On the Road to Crazy Town

On most weekdays I wake up, get ready for work, and drive from the green dot on the map to the red dot on the map, following the purple line. This configuration diverts me from Route 66 just as I'm feeling tempted to get out of my vehicle (easy, since we're generally always stopped) and pound on the hood of the BMW next to me with a tire iron. I don't really have anything against BMWs. Being mostly German-bred myself, I'm inclined to appreciate hinky, expensive-to-maintain European automobiles, despite my better judgment. But almost always it's a BMW, or a Mercedes, or a Lexus, driven by a smug 20- (or 30-) something professional, who's either sitting back, serenely calculating how much money he's going to make this year, or weaving in and out of traffic as if the car was an actual license to act like an asshole. This makes me want to reach for the tire iron. And technically it's not my job to impart important life lessons, like why it's good to not be a smug asshole, but I think I'd be good at it. Which is why I generally opt for "the road less travelled."

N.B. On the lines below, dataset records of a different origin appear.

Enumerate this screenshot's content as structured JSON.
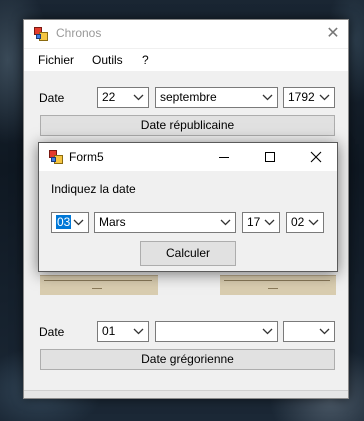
{
  "main": {
    "title": "Chronos",
    "menu": [
      "Fichier",
      "Outils",
      "?"
    ],
    "top_row": {
      "label": "Date",
      "day": "22",
      "month": "septembre",
      "year": "1792",
      "button": "Date républicaine"
    },
    "bottom_row": {
      "label": "Date",
      "day": "01",
      "month": "",
      "year": "",
      "button": "Date grégorienne"
    }
  },
  "dialog": {
    "title": "Form5",
    "prompt": "Indiquez la date",
    "day": "03",
    "month": "Mars",
    "hour": "17",
    "minute": "02",
    "button": "Calculer"
  },
  "icons": {
    "app": "app-icon",
    "close": "close-icon",
    "minimize": "minimize-icon",
    "maximize": "maximize-icon",
    "dropdown": "chevron-down-icon"
  }
}
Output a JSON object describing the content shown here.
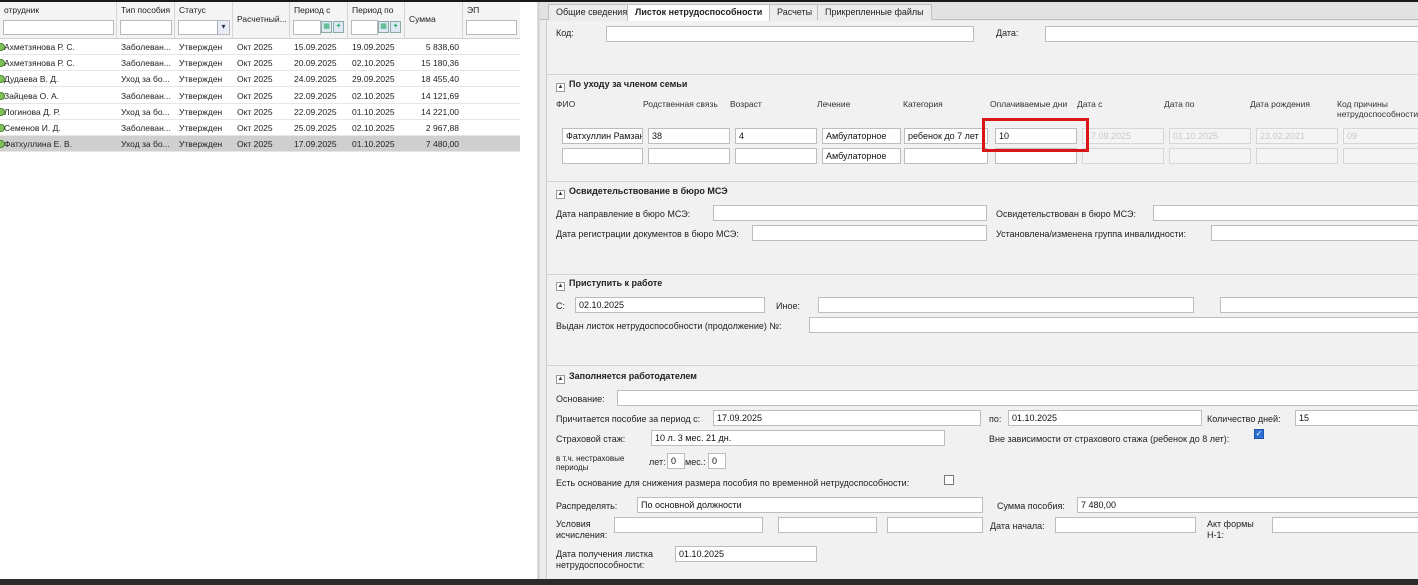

My two and a half hours of daily commuting affords a lot of opportunity to contemplate the details on my route. Like "Huh--another McMansion" or "I wonder if that's a dead raccoon or a dead cat?" I also spend a lot of time deciphering northern Virginia's prolific collection of vanity plates. These are sometimes referred to as "personalized" plates, but trust me, at least around here "vanity" is a lot more accurate. One of my favorites today was "BMW 325I." Maybe you're having a hard time imagining what kind of vehicle it was attached to, so I'll just come right out and tell you. It was a BMW 325I. The plate struck me as slightly redundant, perched just below and a few inches to the left of the vehicle's BMW 325I insignia. Perhaps the plate allows the driver to rest assured that whether his fellow motorists are coming or going, gazing at his bumper or his trunk, there will be no mistake about what kind of a car he drives. What it lacks in flair it more than makes up for in, well, thoroughness at least. I'm thinking of starting a clothing line that features items like, say, red t-shirts, which will say "Red T-Shirt" on them. Or blue hats that say "Blue Hat." After I earn my first million, I'm going to publicly thank BMW 325I guy, for making it cool to state the obvious.

"BMW 325I" is just one of hundreds of fantastic and fascinating vanity plates. Other fun ones I've seen recently include "Luvnlyf" (I think it was on the back of a Geo, sitting in traffic, which made me wonder about the veracity of the assertion), "drswife" (yeah, yeah, we're all impressed), "ucantry" (try what, I don't know--illegal drugs, wife-swapping, marathons--the possibilities are endless) and on and on.

When I was reading about vanity plates online I happened across a website called "Dear Northern Virginia driver" which features letters from angry drivers, written to the people who pissed them off. One started "Dear Asshat in the Minivan with anger management issues..." For some reason this struck me as so ridiculously funny that I spent five minutes laughing hysterically, tears streaming down my face, as I tried over and over to read the line to Darren. I kept getting hung up on "asshat." I've never heard the term "asshat" before, but I intend to use it daily, and "jwolf," if you're out there somewhere, thank you for the absurdly hilarious tirade. It totally made my night.